With the textbook landing, there were no injuries to Jon or his plane, but it was reassuring that the response team would have been there for him had he needed it. The authorities called the FAA in spite of the fact that there was no damage and no injuries, so Jon had to wait until they showed up before they could start loading the plane. During the wait, Jon’s friends were able to bring his truck and trailer, along with lots of manpower from Mid Valley Air Park, to help load the plane. The state police were kind enough to escort them back to Mid Valley, so the plane didn’t have to be disassembled; the load was 17 feet wide. The plane made it home without a scratch.

By noon, Subar-Sonic was back in the hangar and still not willing to start. Initial troubleshooting indicates that the problem may be due to a single nut coming loose and getting into some electronics. “The problem appears to have been a nut in the cockpit—no, not this nut,” he joked. “Last time I looked at it was some 300 hours ago.
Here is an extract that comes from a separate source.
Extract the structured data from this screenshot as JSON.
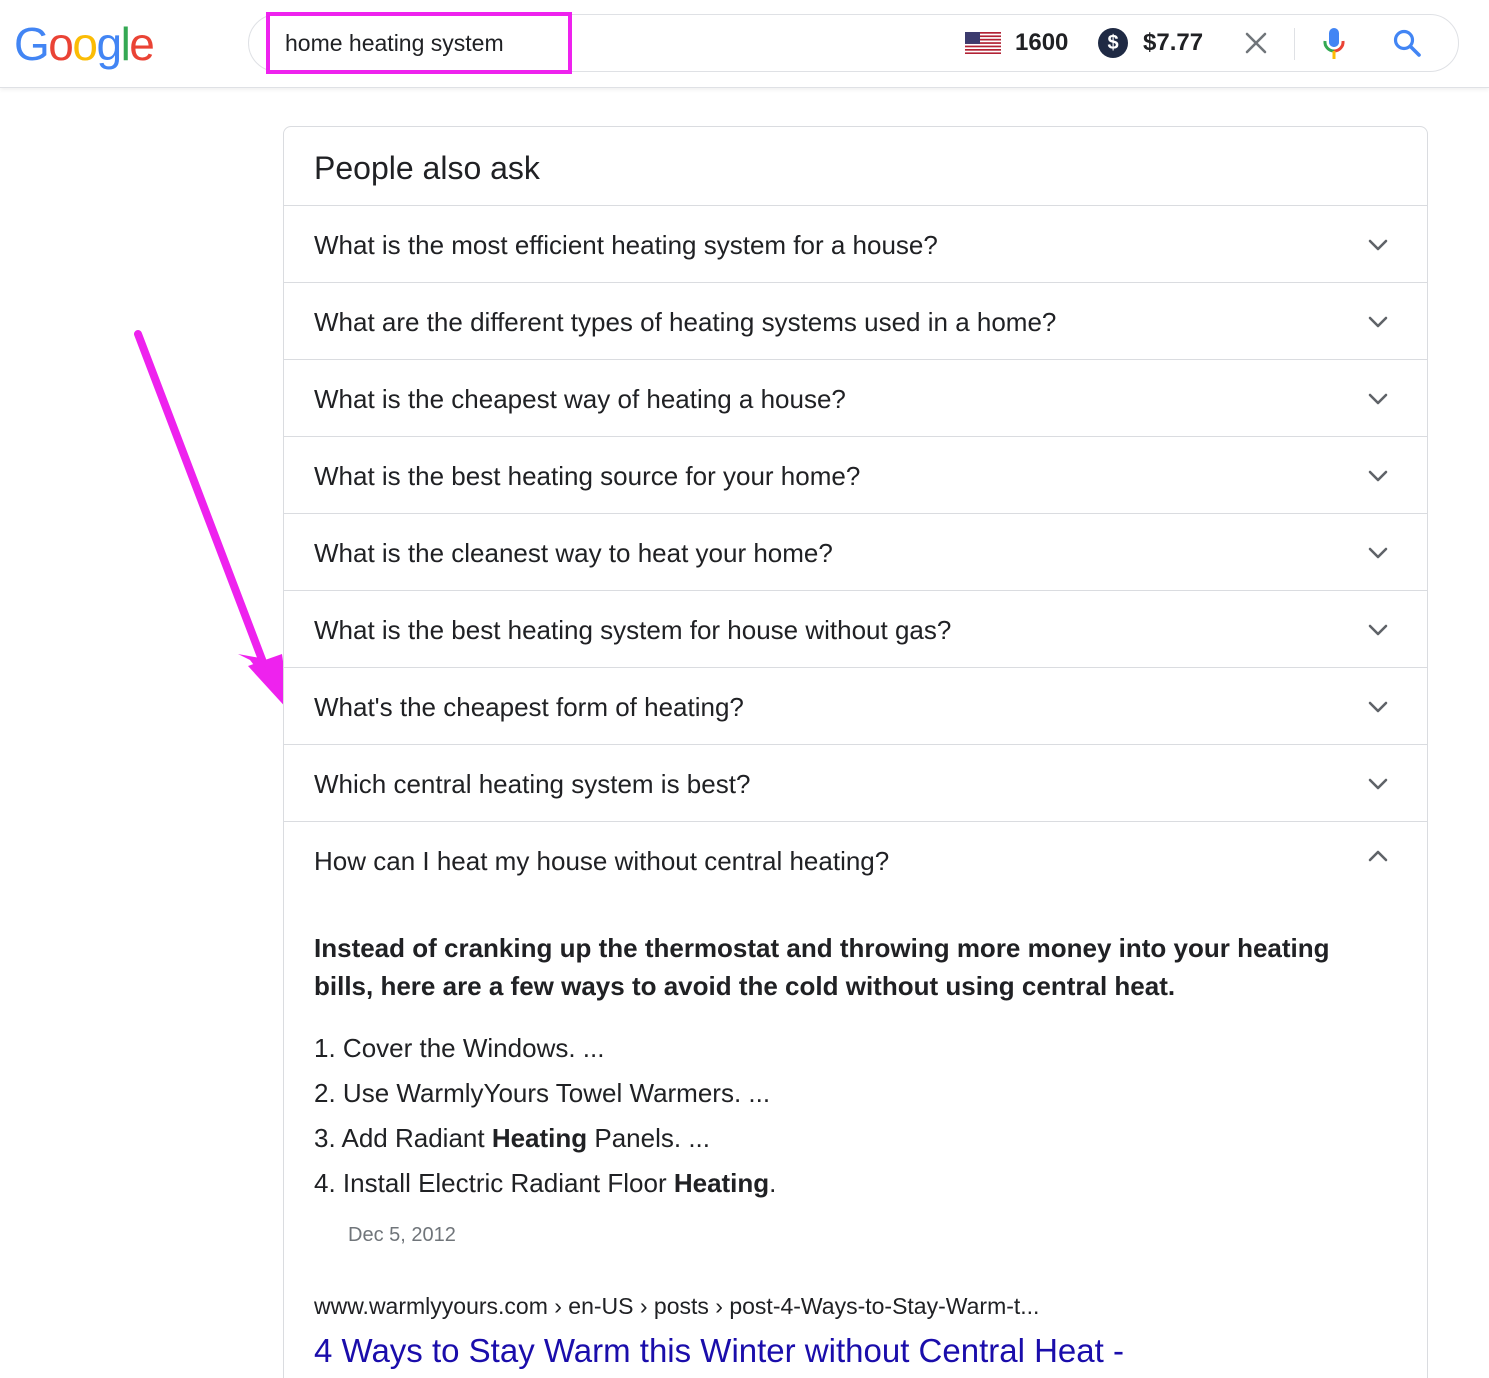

Somewhere in that timeframe it worked its way off the bolt and fell onto a printed circuit board which seems to have defeated all of my built-in redundancy.

“At least that is the theory at the moment, and I can’t find anything else wrong. I won’t know for sure for at least several days but will let ya’ll know when I know.”
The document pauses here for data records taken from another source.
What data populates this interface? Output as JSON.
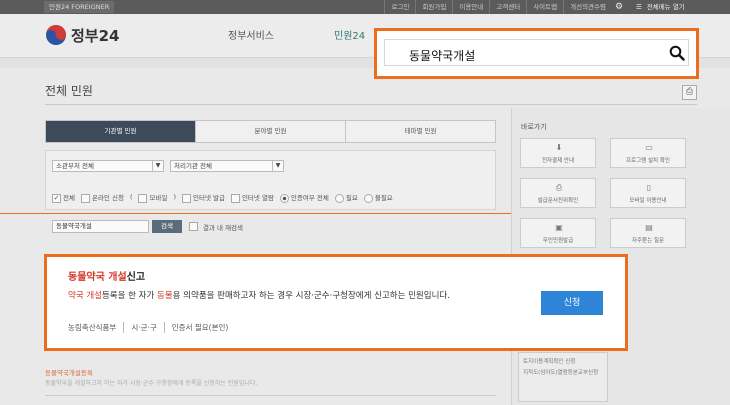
{
  "topbar": {
    "foreigner": "민원24 FOREIGNER",
    "links": [
      "로그인",
      "회원가입",
      "이용안내",
      "고객센터",
      "사이트맵",
      "개선의견수렴"
    ],
    "menu_label": "전체메뉴 열기"
  },
  "header": {
    "logo_text": "정부24",
    "nav": [
      "정부서비스",
      "민원24"
    ]
  },
  "search": {
    "value": "동물약국개설"
  },
  "page": {
    "title": "전체 민원"
  },
  "tabs": [
    "기관별 민원",
    "분야별 민원",
    "테마별 민원"
  ],
  "filters": {
    "ministry": "소관부처 전체",
    "agency": "처리기관 전체",
    "checks": [
      "전체",
      "온라인 신청",
      "모바일",
      "인터넷 발급",
      "인터넷 열람"
    ],
    "check_open": "(",
    "check_close": ")",
    "cert": [
      "인증여부 전체",
      "필요",
      "불필요"
    ],
    "keyword": "동물약국개설",
    "search_button": "검색",
    "within_results": "결과 내 재검색"
  },
  "sidebar": {
    "title": "바로가기",
    "buttons": [
      "전자결제 안내",
      "프로그램 설치 확인",
      "발급문서진위확인",
      "모바일 이용안내",
      "무인민원발급",
      "자주묻는 질문"
    ],
    "links": [
      "토지이용계획확인 신청",
      "지적도(임야도)열람등본교부신청"
    ]
  },
  "result": {
    "title_hl": "동물약국 개설",
    "title_rest": "신고",
    "desc_hl1": "약국 개설",
    "desc_mid": "등록을 한 자가 ",
    "desc_hl2": "동물",
    "desc_rest": "용 의약품을 판매하고자 하는 경우 시장·군수·구청장에게 신고하는 민원입니다.",
    "meta": [
      "농림축산식품부",
      "시·군·구",
      "인증서 필요(본인)"
    ],
    "apply_label": "신청"
  },
  "next_result": {
    "title": "동물약국개설등록",
    "desc": "동물약국을 개설하고자 하는 자가 시장·군수·구청장에게 등록을 신청하는 민원입니다."
  },
  "colors": {
    "highlight": "#ee6d1c",
    "apply": "#2e84d6",
    "keyword": "#d63a2a"
  }
}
This is not Jon’s first interstate landing in an experimental aircraft. I-15 (near Helena, Montana) was his auxiliary runway in the early 1990s when his Quickie (Q-1) misbehaved.

Jon is scheduled to be a guest speaker at the Alternative Engine Round-Up fly-in at the JeanSportAviationCenter, Jean, Nevada, on March 27,2009. For more information, visit www.ContactMagazine.com/roundup.html.

Addendum: The cause of the engine failure has been determined to be exactly as suspected. In order to mount his electronic fuel injection controller (a computer in a metal box, also known as an electronic control unit [ECU]), Jon elected to mount two bolts (studs) on the underside of his header tank that is located inside the cockpit. Two corresponding holes were drilled into the metal ECU box. The box was then secured to the studs using nylon insert locknuts, which would be the fasteners of choice for this application.

These nuts (as with any aviation-threaded assembly) require at least two threads to be proud of the nut after being torqued to specification. If there aren’t enough threads in contact with the nylon, the nut(s) can vibrate free, and Jon knows all this. The problem came when Jon installed the nuts but failed to verify that the lengths of studs, as they protrude into the box, were sufficient to allow for the surplus threads when assembled with washers. The difficulty in getting the visual verification within the tight constraints of working behind the instrument panel from the underside was a contributing factor that would have been alleviated by the simple use of a mirror or whatever object would have been required for visual confirmation.
 
Sometime during the 300 hours of flight time since its installation, one of the nuts and its accompanying washer came off, landing on the printed circuit board. Speculation is that they bounced around until finding the ideal location to cause a short that killed the circuit and shut off fuel to the engine.

With a new ECU in hand, Jon has now installed nutplates with the proper length studs and has resumed committing aviation.

Jon offers this experience to his fellow EAA members as an example of what not to do and reminds us to “learn from others’ mistakes, ‘cause you don’t have enough time to make them all yourself!”